The College of St George has been working in partnership with the City and Guilds of London Art School in establishing an imaginative carving programme which is producing exciting new grotesque sculptures for St George’s Chapel.
The replacement sculptures aim to reproduce the scale and detail of the original mediaeval conception whilst allowing students the opportunity to be inventive in designing new carvings. The new grotesques replace heavily eroded Victorian grotesques which themselves replaced medieval carvings of unknown design.
An exhibition entitled ‘Imaginative Sculpture: Protecting the Sacred Space’ opened on Friday 12 September and tells the story of this work.
The exhibition in the Dean’s Cloister (at the exit from St George’s Chapel) will normally be open Monday to Saturday 10am to 4pm until 18 December; Windsor Castle admission charges apply. RBWM Advantage card holders have free access to the Castle during visitor hours.
A catalogue, priced at £10, is available to purchase from the Chapel Shop in the Dean’s Cloister or from our website – click to purchase catalogue online.
This photograph shows some proposed sculptures being assessed by members of the Fabric Advisory committee. Students were encouraged and mentored throughout the process. Visits to the Chapel by City & Guilds students included a close up look at some of the 15th century wooden carvings in the Quire to help fire their imagination; visits to the City & Guilds by some of the Chapel team and the Sculpture Group of the Fabric Advisory Committee helped the dialogue remain fresh and exciting.

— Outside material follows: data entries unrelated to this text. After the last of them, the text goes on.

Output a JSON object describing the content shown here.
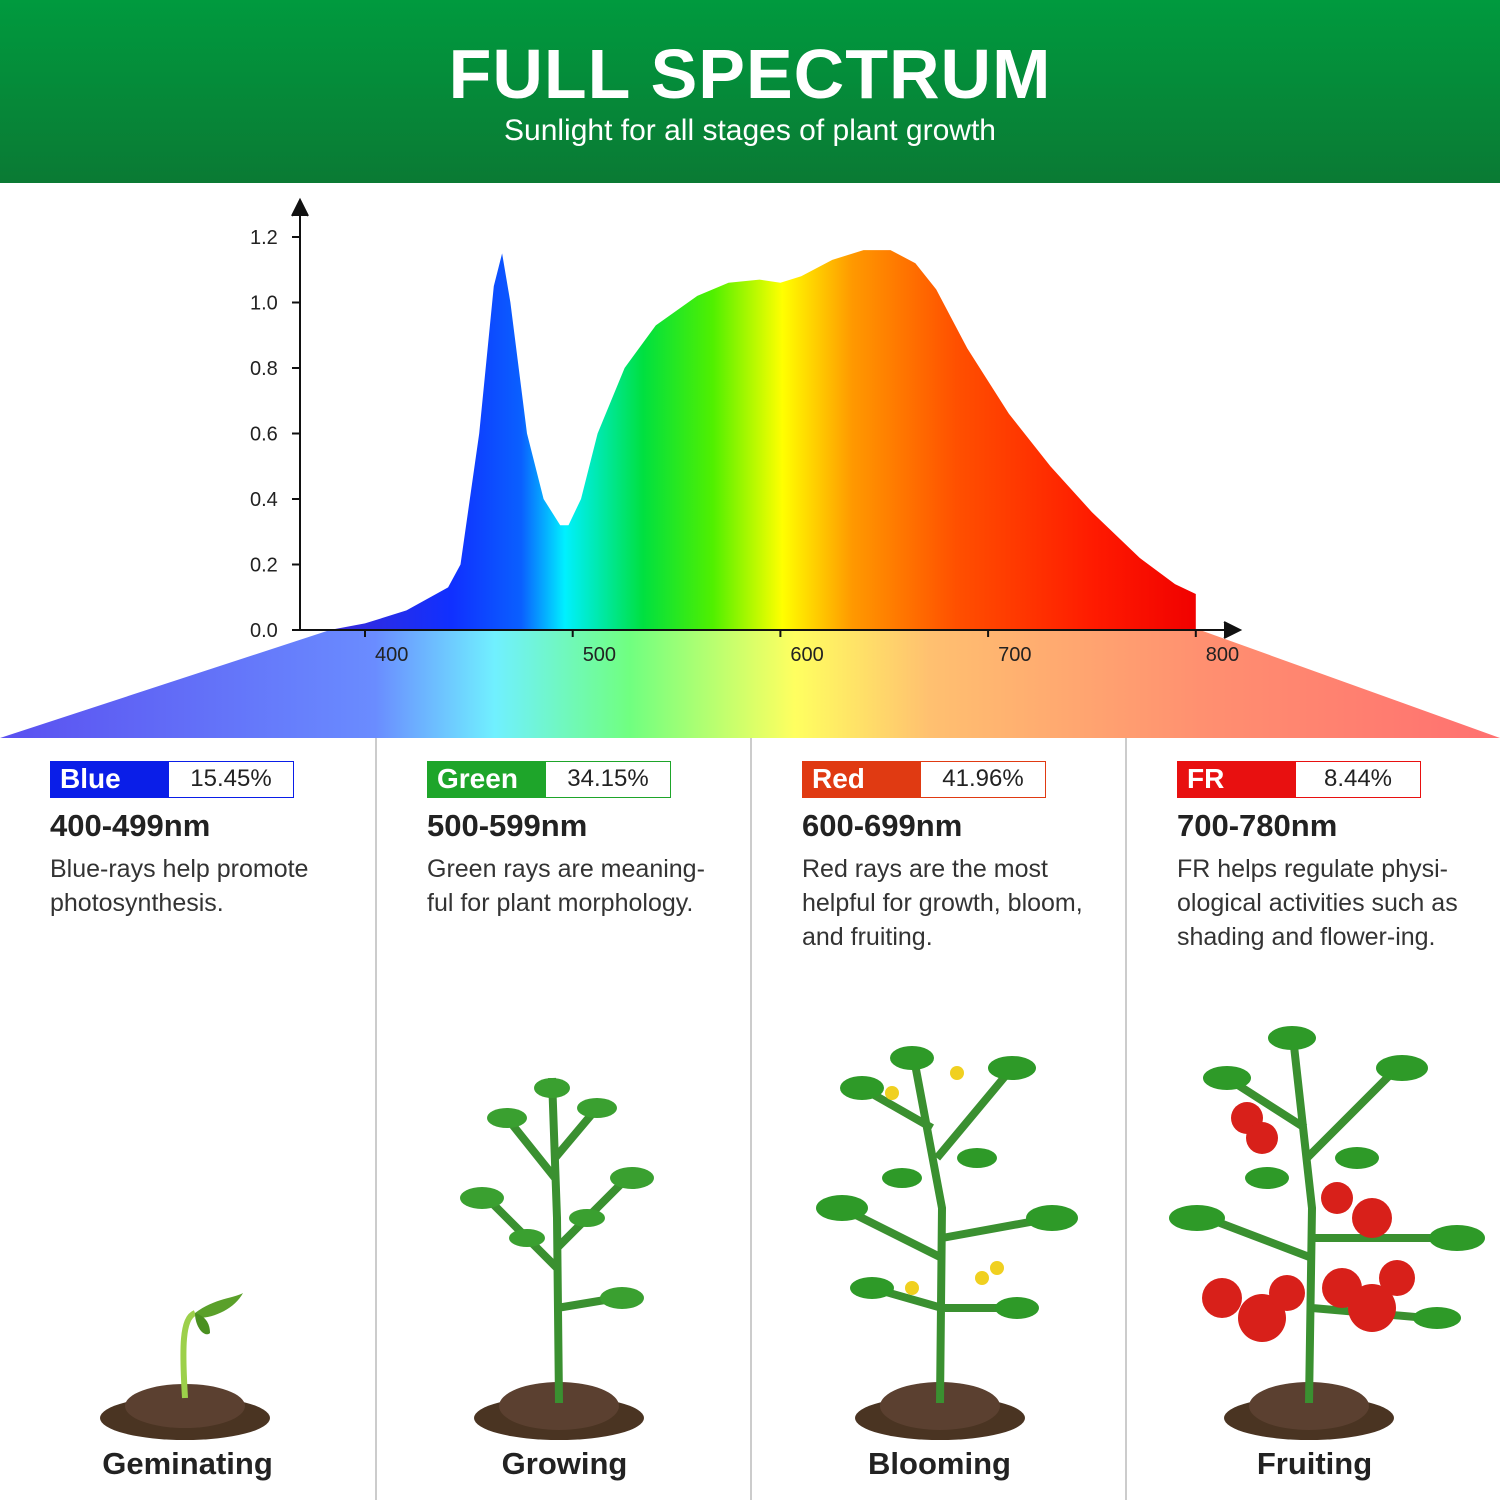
{
  "header": {
    "title": "FULL SPECTRUM",
    "subtitle": "Sunlight for all stages of plant growth"
  },
  "chart_data": {
    "type": "area",
    "title": "",
    "xlabel": "",
    "ylabel": "",
    "xlim": [
      370,
      830
    ],
    "ylim": [
      0,
      1.25
    ],
    "x_ticks": [
      "400",
      "500",
      "600",
      "700",
      "800"
    ],
    "y_ticks": [
      "0.0",
      "0.2",
      "0.4",
      "0.6",
      "0.8",
      "1.0",
      "1.2"
    ],
    "x": [
      383,
      400,
      420,
      440,
      446,
      455,
      462,
      466,
      470,
      478,
      486,
      494,
      498,
      504,
      512,
      525,
      540,
      560,
      575,
      590,
      600,
      610,
      625,
      640,
      653,
      665,
      675,
      690,
      710,
      730,
      750,
      773,
      790,
      800
    ],
    "y": [
      0,
      0.02,
      0.06,
      0.13,
      0.2,
      0.6,
      1.05,
      1.15,
      1.0,
      0.6,
      0.4,
      0.32,
      0.32,
      0.4,
      0.6,
      0.8,
      0.93,
      1.02,
      1.06,
      1.07,
      1.06,
      1.08,
      1.13,
      1.16,
      1.16,
      1.12,
      1.04,
      0.86,
      0.66,
      0.5,
      0.36,
      0.22,
      0.14,
      0.11
    ],
    "grid": false
  },
  "bands": [
    {
      "name": "Blue",
      "percent": "15.45%",
      "range": "400-499nm",
      "desc": "Blue-rays help promote photosynthesis.",
      "stage": "Geminating",
      "color": "#0a1ee8"
    },
    {
      "name": "Green",
      "percent": "34.15%",
      "range": "500-599nm",
      "desc": "Green rays are meaning-ful for plant morphology.",
      "stage": "Growing",
      "color": "#1ea52a"
    },
    {
      "name": "Red",
      "percent": "41.96%",
      "range": "600-699nm",
      "desc": "Red rays are the most helpful for growth, bloom, and fruiting.",
      "stage": "Blooming",
      "color": "#e03a12"
    },
    {
      "name": "FR",
      "percent": "8.44%",
      "range": "700-780nm",
      "desc": "FR helps regulate physi-ological activities such as shading and flower-ing.",
      "stage": "Fruiting",
      "color": "#e81010"
    }
  ]
}
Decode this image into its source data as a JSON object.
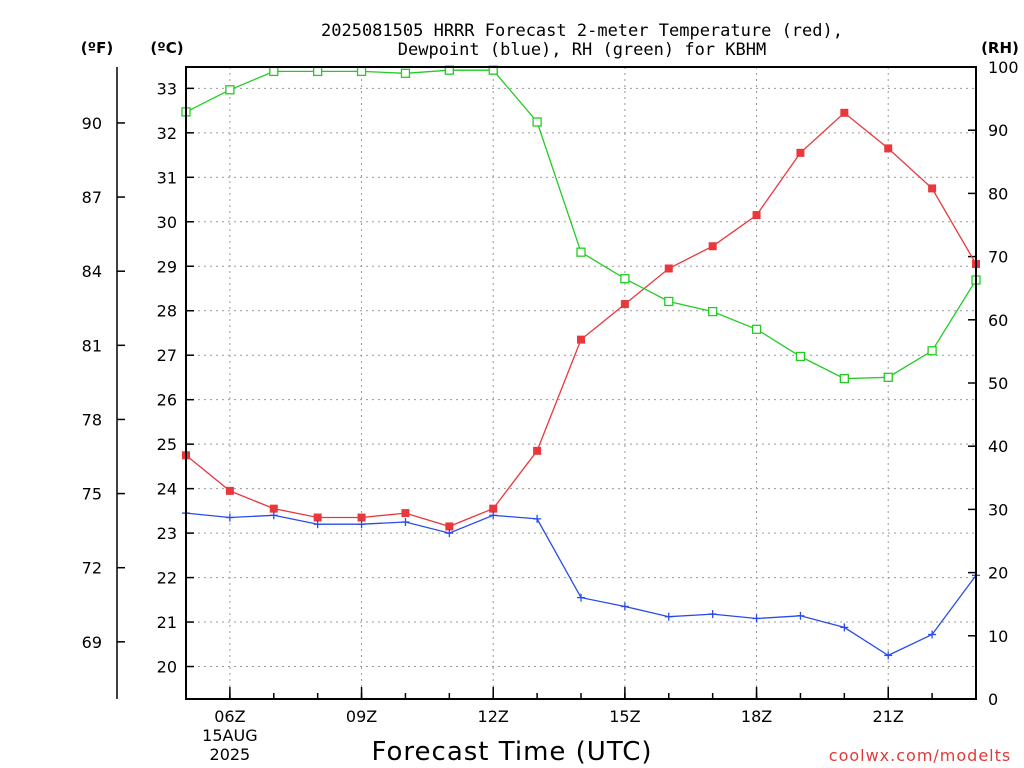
{
  "chart_data": {
    "type": "line",
    "title_line1": "2025081505 HRRR Forecast 2-meter Temperature (red),",
    "title_line2": "Dewpoint (blue), RH (green) for KBHM",
    "xlabel": "Forecast Time (UTC)",
    "credit": "coolwx.com/modelts",
    "units": {
      "fahrenheit": "(ºF)",
      "celsius": "(ºC)",
      "rh": "(RH)"
    },
    "x_hours": [
      5,
      6,
      7,
      8,
      9,
      10,
      11,
      12,
      13,
      14,
      15,
      16,
      17,
      18,
      19,
      20,
      21,
      22,
      23
    ],
    "x_range": [
      5,
      23
    ],
    "x_ticks": [
      {
        "hour": 6,
        "label": "06Z",
        "sub1": "15AUG",
        "sub2": "2025"
      },
      {
        "hour": 9,
        "label": "09Z"
      },
      {
        "hour": 12,
        "label": "12Z"
      },
      {
        "hour": 15,
        "label": "15Z"
      },
      {
        "hour": 18,
        "label": "18Z"
      },
      {
        "hour": 21,
        "label": "21Z"
      }
    ],
    "celsius_range": [
      19.27,
      33.48
    ],
    "celsius_ticks": [
      20,
      21,
      22,
      23,
      24,
      25,
      26,
      27,
      28,
      29,
      30,
      31,
      32,
      33
    ],
    "fahrenheit_ticks": [
      69,
      72,
      75,
      78,
      81,
      84,
      87,
      90
    ],
    "rh_range": [
      0,
      100
    ],
    "rh_ticks": [
      0,
      10,
      20,
      30,
      40,
      50,
      60,
      70,
      80,
      90,
      100
    ],
    "series": [
      {
        "name": "Temperature",
        "axis": "celsius",
        "color": "#e8383c",
        "marker": "filled-square",
        "values": [
          24.75,
          23.95,
          23.55,
          23.35,
          23.35,
          23.45,
          23.15,
          23.55,
          24.85,
          27.35,
          28.15,
          28.95,
          29.45,
          30.15,
          31.55,
          32.45,
          31.65,
          30.75,
          29.05
        ]
      },
      {
        "name": "Dewpoint",
        "axis": "celsius",
        "color": "#2b4be8",
        "marker": "plus",
        "values": [
          23.45,
          23.35,
          23.4,
          23.2,
          23.2,
          23.25,
          23.0,
          23.4,
          23.32,
          21.55,
          21.35,
          21.12,
          21.18,
          21.08,
          21.14,
          20.88,
          20.25,
          20.72,
          22.05
        ]
      },
      {
        "name": "RH",
        "axis": "rh",
        "color": "#22cc22",
        "marker": "open-square",
        "values": [
          92.9,
          96.4,
          99.3,
          99.3,
          99.3,
          99.0,
          99.5,
          99.5,
          91.3,
          70.7,
          66.5,
          62.9,
          61.3,
          58.5,
          54.2,
          50.7,
          50.9,
          55.1,
          66.3
        ]
      }
    ]
  }
}
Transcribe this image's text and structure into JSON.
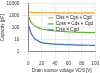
{
  "chart_data": {
    "type": "line",
    "x_label": "Drain source voltage VDS [V]",
    "y_label": "Capacity [pF]",
    "log": "y",
    "grid": true,
    "legend": "upper right",
    "xlim": [
      0,
      100
    ],
    "xticks": [
      0,
      20,
      40,
      60,
      80,
      100
    ],
    "ylim": [
      1,
      10000
    ],
    "yticks": [
      1,
      10,
      100,
      1000,
      10000
    ],
    "x": [
      0,
      2,
      5,
      10,
      15,
      20,
      30,
      40,
      50,
      60,
      70,
      80,
      90,
      100
    ],
    "series": [
      {
        "name": "Ciss = Cgs + Cgd",
        "color": "#f5a623",
        "values": [
          2200,
          2000,
          1900,
          1850,
          1820,
          1800,
          1790,
          1780,
          1770,
          1760,
          1750,
          1750,
          1740,
          1740
        ]
      },
      {
        "name": "Coss = Cds + Cgd",
        "color": "#5cb82e",
        "values": [
          900,
          500,
          250,
          140,
          100,
          80,
          65,
          55,
          50,
          47,
          44,
          42,
          41,
          40
        ]
      },
      {
        "name": "Crss = Cgd",
        "color": "#3a6fc4",
        "values": [
          200,
          80,
          30,
          12,
          8,
          6,
          5,
          4.5,
          4.2,
          4,
          3.8,
          3.7,
          3.6,
          3.5
        ]
      }
    ]
  }
}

At the centre of the exhibition are ten grotesque sculptures together with an explanation of the creative and selection process.
To find out more about the sculpting process you can watch the video below and visit the website of the City & Guilds of London Art School
Recently thirteen new grotesques have been installed on the south front of St George’s Chapel. The photograph below shows some of the thirteen on the grass outside the Chapel awaiting installation.
Scaffolding was erected outside the Bray chantry and the south Nave elevation in order to carry a hoist for the carvings to be brought up to one of two high level platforms.
Each grotesque was then carefully placed in position:
Some particular positions required a pair of grotesques interacting with each other hence these rats and Pied Piper.
Viewed from ground level after scaffolding was dismantled on 4 September some of the new grotesques can be seen forming part of the architectural punctuation marks on the magnificent 15th century building that is St George’s Chapel.
The Dean & Canons of Windsor are enormously grateful to Frederic and Jean Sharf for their generous funding of the exhibition.